职位描述:
Data Scientist - LLM Applications
RESPONSIBILITIES
The objective of this position is to drive innovation in projects focused on the development and
application of data analytics tools to support our engineering (e.g., ASU engineering) and
operations (e.g., ASU, SMR, Electronics Carry Gas). Focusing on the business needs of Air
Liquide in the context of our customer-centric transformation, the researcher will be responsible
to:
- Collaborate with business entities to define the problem and business requirements,
translate them into functional design specifications, and develop solutions.
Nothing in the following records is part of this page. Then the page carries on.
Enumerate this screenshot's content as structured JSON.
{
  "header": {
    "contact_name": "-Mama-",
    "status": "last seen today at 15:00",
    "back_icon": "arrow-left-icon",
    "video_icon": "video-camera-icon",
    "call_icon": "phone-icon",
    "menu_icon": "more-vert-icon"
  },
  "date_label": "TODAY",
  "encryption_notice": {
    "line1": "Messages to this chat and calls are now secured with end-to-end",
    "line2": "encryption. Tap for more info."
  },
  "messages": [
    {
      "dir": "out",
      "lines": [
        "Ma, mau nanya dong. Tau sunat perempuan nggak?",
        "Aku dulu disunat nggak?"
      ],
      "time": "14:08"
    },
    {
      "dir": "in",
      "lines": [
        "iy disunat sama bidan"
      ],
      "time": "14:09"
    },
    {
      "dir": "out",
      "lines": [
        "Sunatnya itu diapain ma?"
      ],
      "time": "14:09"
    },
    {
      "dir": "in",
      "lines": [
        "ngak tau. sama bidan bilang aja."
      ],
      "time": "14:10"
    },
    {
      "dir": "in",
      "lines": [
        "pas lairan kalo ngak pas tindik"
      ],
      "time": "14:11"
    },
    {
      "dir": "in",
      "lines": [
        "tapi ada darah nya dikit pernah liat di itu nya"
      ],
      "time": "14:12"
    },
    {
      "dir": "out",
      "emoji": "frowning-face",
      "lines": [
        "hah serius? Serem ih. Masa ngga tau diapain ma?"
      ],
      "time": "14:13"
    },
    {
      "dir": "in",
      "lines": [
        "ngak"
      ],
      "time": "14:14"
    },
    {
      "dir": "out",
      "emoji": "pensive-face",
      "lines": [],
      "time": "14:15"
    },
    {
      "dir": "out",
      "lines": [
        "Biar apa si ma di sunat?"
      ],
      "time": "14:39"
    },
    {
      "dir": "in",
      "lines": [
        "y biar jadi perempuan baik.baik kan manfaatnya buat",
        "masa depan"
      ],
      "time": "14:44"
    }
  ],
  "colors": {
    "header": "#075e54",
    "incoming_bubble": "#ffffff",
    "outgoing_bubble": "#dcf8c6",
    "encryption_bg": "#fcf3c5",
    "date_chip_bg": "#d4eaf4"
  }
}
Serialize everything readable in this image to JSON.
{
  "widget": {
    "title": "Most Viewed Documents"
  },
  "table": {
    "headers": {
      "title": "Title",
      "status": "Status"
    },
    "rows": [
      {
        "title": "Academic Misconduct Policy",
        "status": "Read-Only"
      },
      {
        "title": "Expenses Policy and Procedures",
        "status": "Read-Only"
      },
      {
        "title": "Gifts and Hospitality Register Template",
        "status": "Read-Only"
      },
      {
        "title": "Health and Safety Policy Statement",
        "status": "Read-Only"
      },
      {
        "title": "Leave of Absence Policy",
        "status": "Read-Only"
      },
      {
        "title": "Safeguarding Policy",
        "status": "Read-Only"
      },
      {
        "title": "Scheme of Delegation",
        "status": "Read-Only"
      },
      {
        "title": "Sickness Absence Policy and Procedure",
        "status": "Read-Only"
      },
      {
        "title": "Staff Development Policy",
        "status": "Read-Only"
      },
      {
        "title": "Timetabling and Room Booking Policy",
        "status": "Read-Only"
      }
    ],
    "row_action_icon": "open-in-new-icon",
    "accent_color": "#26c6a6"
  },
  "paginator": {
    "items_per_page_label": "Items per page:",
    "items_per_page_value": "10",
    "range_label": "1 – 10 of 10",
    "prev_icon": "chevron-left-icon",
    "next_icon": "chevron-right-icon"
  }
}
Identify,
evaluate and select industrial or academic partners as needed.
- Lead and participate in the design, development, and deployment of AI solutions based
on Large Language Models (LLMs) to address key challenges in industrial, R&D, and
healthcare domains.
- Lead the fine-tuning and optimization of open-source LLMs (e.g., Llama, Qwen,
DeepSeek) for specific business scenarios (such as technical document comprehension,
process parameter optimization, safety report analysis, and scientific knowledge mining).
- Expertly apply Retrieval-Augmented Generation (RAG) techniques, integrating internal
knowledge bases (e.g., technical patents, engineering manuals, research reports) with
external data to build high-accuracy intelligent Q&A, content generation, and knowledge
management systems.
- Test and verify the performance of solutions with prototypes developed.
- Define and develop business tools based upon the prototype performance verification,
ensure transfer of the tool to the operational entities and provide support for the
industrial deployment.
- Train team members on the details of the implemented methodology, thus ensuring
sustainability of the solution for Air Liquide.
- Support knowledge transfer within Air Liquide. Publish research in internal R&D reports,
at conferences and potentially in peer-reviewed journals.
- Work with IT, internal, and external organizations to obtain, clean, visualize, and analyze
data.
- Continuously track the latest advancements in NLP, LLM, and Generative AI (GenAI)
(e.g., Agents, Multi-modality), evaluating and introducing new technologies to enhance
team capabilities.
EXPECTED BACKGROUNDS
- M.S. or Ph.D. in Computer Science, Artificial Intelligence, Statistics, Mathematics,
Engineering or related fields. Independent and inter-disciplinary research experience are
preferred.
- Solid, practical experience in LLM fine-tuning with a deep understanding of its principles.
- In-depth understanding of RAG architecture with at least one complete, deployed RAG
project. Familiarity with relevant frameworks.
- Excellent fundamental understanding of statistics (e.g. distributions, probability, linear
regressions) is a must. Knowledge of advanced statistics (e.g. clustering, elastic net,
MLE, dimension reduction (PCA, PLS, etc), stochastic process, bayesian network, time
series models) and machine learning models (e.g. decision trees, random forest, SVM)
are of benefit.
- Programming experience with R and Python are preferred. Knowledge of Java, C++, or
Javascript is also of benefit.
- Excellent communication and interpersonal skills (written and oral). Must be comfortable
to work in English on a daily basis and in a multi-disciplinary and international team.
Knowledge of French is of benefit.
PREFERRED BACKGROUNDS
- Project experience in industrial manufacturing (e.g., chemical, energy), semiconductors,
healthcare, or supply chain is preferred.
- Familiarity with the selection, deployment, and optimization of vector databases (e.g.,
Milvus, Pinecone, Chroma).
- Familiarity with AI services and tools on at least one cloud platform (AWS, Azure).
- Experience with AIGC, multi-modal models, or AI Agent development.
- MLOps experience (model deployment and serving), familiar with tools like Docker,
Kubernetes, FastAPI/Gradio.
- Self motivated individual with ability to define and solve problems in collaborative ways
across teams from different backgrounds.
- Publications in top-tier AI/NLP conferences or journals are a plus.
LOCATION
Shanghai, China
ABOUT AIR LIQUIDE
A world leader in gases, technologies and services for Industry and Health, Air Liquide is
present in about 80 countries with approximately 68,000 employees and serves more than 3
million customers and patients. Oxygen, nitrogen and hydrogen are essential small molecules
for life, matter and energy. They embody Air Liquide’s scientific territory and have been at the
core of the company’s activities since its creation in 1902.